ICO fines spam text firm for data protection breach

A tax advisory company has been fined £200,000 after sending out millions of unsolicited marketing text messages.

Tax Returned Limited, based in London, sent 14.8 million marketing text messages without valid consent through a third party service between July 2016 and October 2017, an investigation found.

The Information Commissioner’s Office (ICO) said the spam texts caused over 2,100 people to complain about the firm.

It said Tax Returned should have taken reasonable steps to make sure the data they obtained complied with the Privacy and Electronic Communications Regulation (PECR). This means getting specific, prior consent from recipients of the text messages.
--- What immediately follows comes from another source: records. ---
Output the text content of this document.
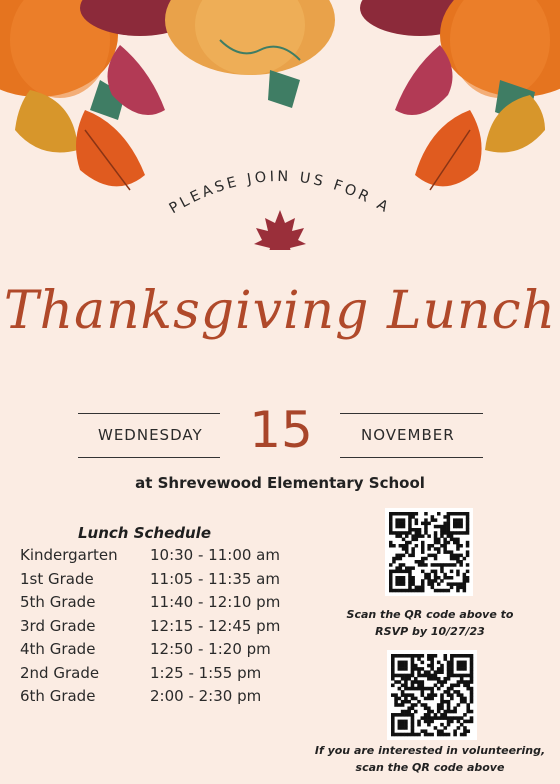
PLEASE JOIN US FOR A
Thanksgiving Lunch
WEDNESDAY 15	NOVEMBER
at Shrevewood Elementary School
Lunch Schedule
Kindergarten 10:30 - 11:00 am
1st Grade	11:05 - 11:35 am
5th Grade	11:40 - 12:10 pm
3rd Grade	12:15 - 12:45 pm
4th Grade	12:50 - 1:20 pm
2nd Grade	1:25 - 1:55 pm
6th Grade	2:00 - 2:30 pm
Scan the QR code above to
RSVP by 10/27/23
If you are interested in volunteering,
scan the QR code above
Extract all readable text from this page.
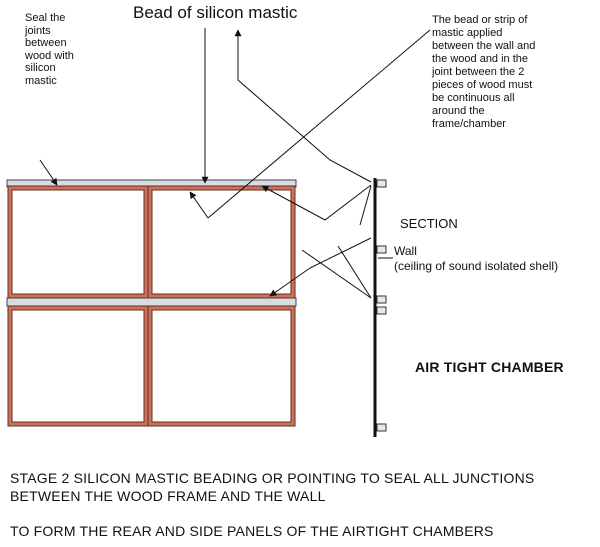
Seal the
joints
between
wood with
silicon
mastic

Bead of silicon mastic	The bead or strip of
mastic applied
between the wall and
the wood and in the
joint between the 2
pieces of wood must
be continuous all
around the
frame/chamber

SECTION

Wall

(ceiling of sound isolated shell)

AIR TIGHT CHAMBER

STAGE 2 SILICON MASTIC BEADING OR POINTING TO SEAL ALL JUNCTIONS BETWEEN THE WOOD FRAME AND THE WALL

TO FORM THE REAR AND SIDE PANELS OF THE AIRTIGHT CHAMBERS
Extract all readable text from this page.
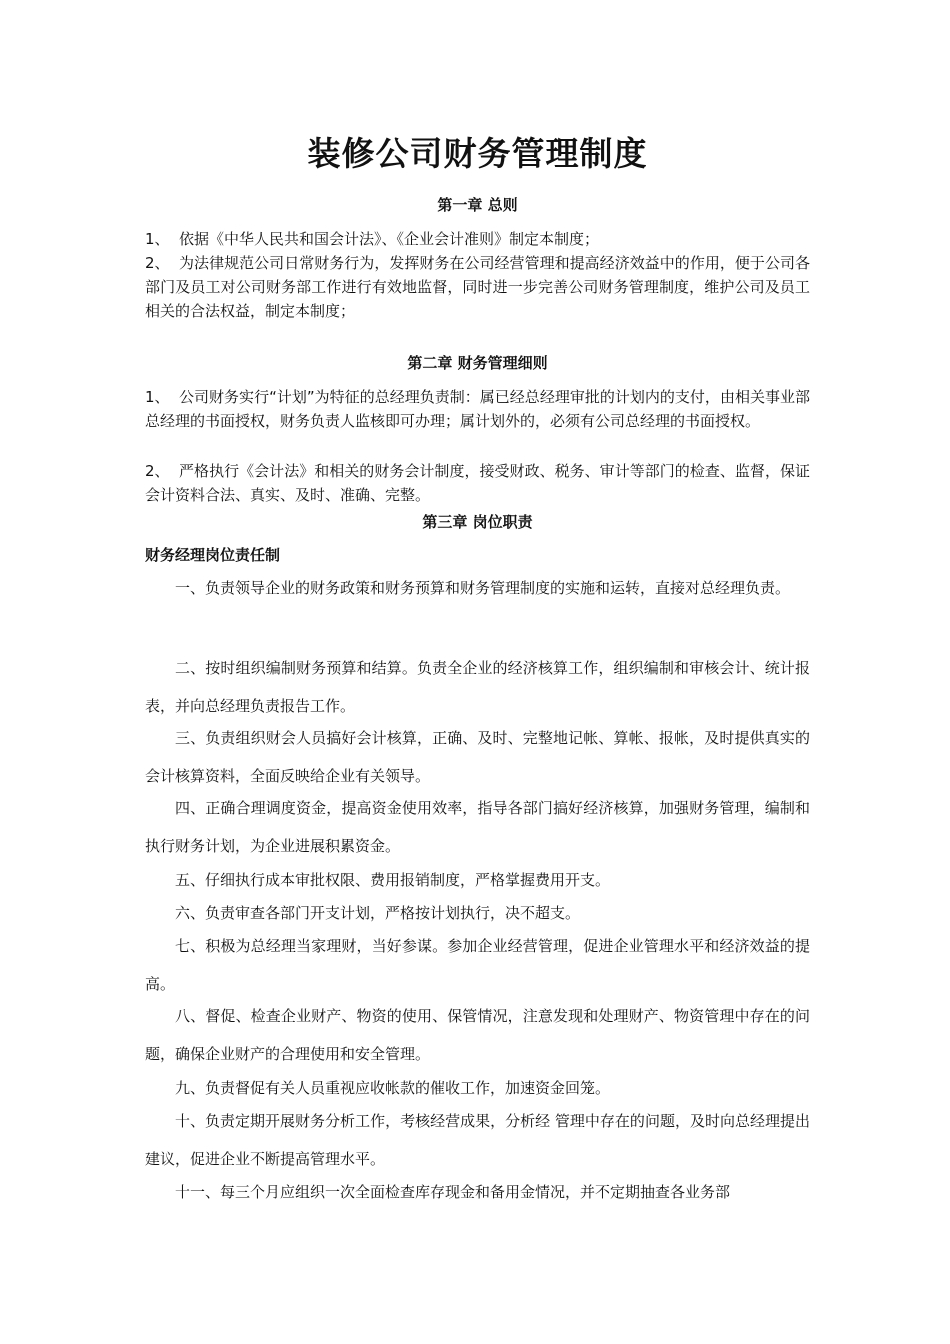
装修公司财务管理制度
第一章 总则
1、 依据《中华人民共和国会计法》、《企业会计准则》制定本制度；
2、 为法律规范公司日常财务行为，发挥财务在公司经营管理和提高经济效益中的作用，便于公司各部门及员工对公司财务部工作进行有效地监督，同时进一步完善公司财务管理制度，维护公司及员工相关的合法权益，制定本制度；
第二章 财务管理细则
1、 公司财务实行“计划”为特征的总经理负责制：属已经总经理审批的计划内的支付，由相关事业部总经理的书面授权，财务负责人监核即可办理；属计划外的，必须有公司总经理的书面授权。
2、 严格执行《会计法》和相关的财务会计制度，接受财政、税务、审计等部门的检查、监督，保证会计资料合法、真实、及时、准确、完整。
第三章 岗位职责
财务经理岗位责任制
一、负责领导企业的财务政策和财务预算和财务管理制度的实施和运转，直接对总经理负责。
二、按时组织编制财务预算和结算。负责全企业的经济核算工作，组织编制和审核会计、统计报表，并向总经理负责报告工作。
三、负责组织财会人员搞好会计核算，正确、及时、完整地记帐、算帐、报帐，及时提供真实的会计核算资料，全面反映给企业有关领导。
四、正确合理调度资金，提高资金使用效率，指导各部门搞好经济核算，加强财务管理，编制和执行财务计划，为企业进展积累资金。
五、仔细执行成本审批权限、费用报销制度，严格掌握费用开支。
六、负责审查各部门开支计划，严格按计划执行，决不超支。
七、积极为总经理当家理财，当好参谋。参加企业经营管理，促进企业管理水平和经济效益的提高。
八、督促、检查企业财产、物资的使用、保管情况，注意发现和处理财产、物资管理中存在的问题，确保企业财产的合理使用和安全管理。
九、负责督促有关人员重视应收帐款的催收工作，加速资金回笼。
十、负责定期开展财务分析工作，考核经营成果，分析经 管理中存在的问题，及时向总经理提出建议，促进企业不断提高管理水平。
十一、每三个月应组织一次全面检查库存现金和备用金情况，并不定期抽查各业务部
Although some of the consents were received through generic third party consent forms, ICO found that the wording of the policies was “not clear enough” and that Tax Returned “was not listed on most of those privacy policies”.

Tax Returned was fined some £200,000 and served with an enforcement notice, ordering the firm to stop its illegal marketing activity.

Commenting on the investigation, Steve Eckersley, ICO’s Director of Investigations, said: “Firms using third party marketing services need to double-check whether they have valid consent from people to send promotional text messages to them. Generic third party consent is also not enough and companies will be fined if they break the law.”

As the dates of the breach fell before 25 May 2018, Tax Returned was not subject to stricter penalties under the General Data Protection Regulation (GDPR).

Under GDPR, all organisations must document both a lawful basis for processing personal data and also a condition for processing special categories of data.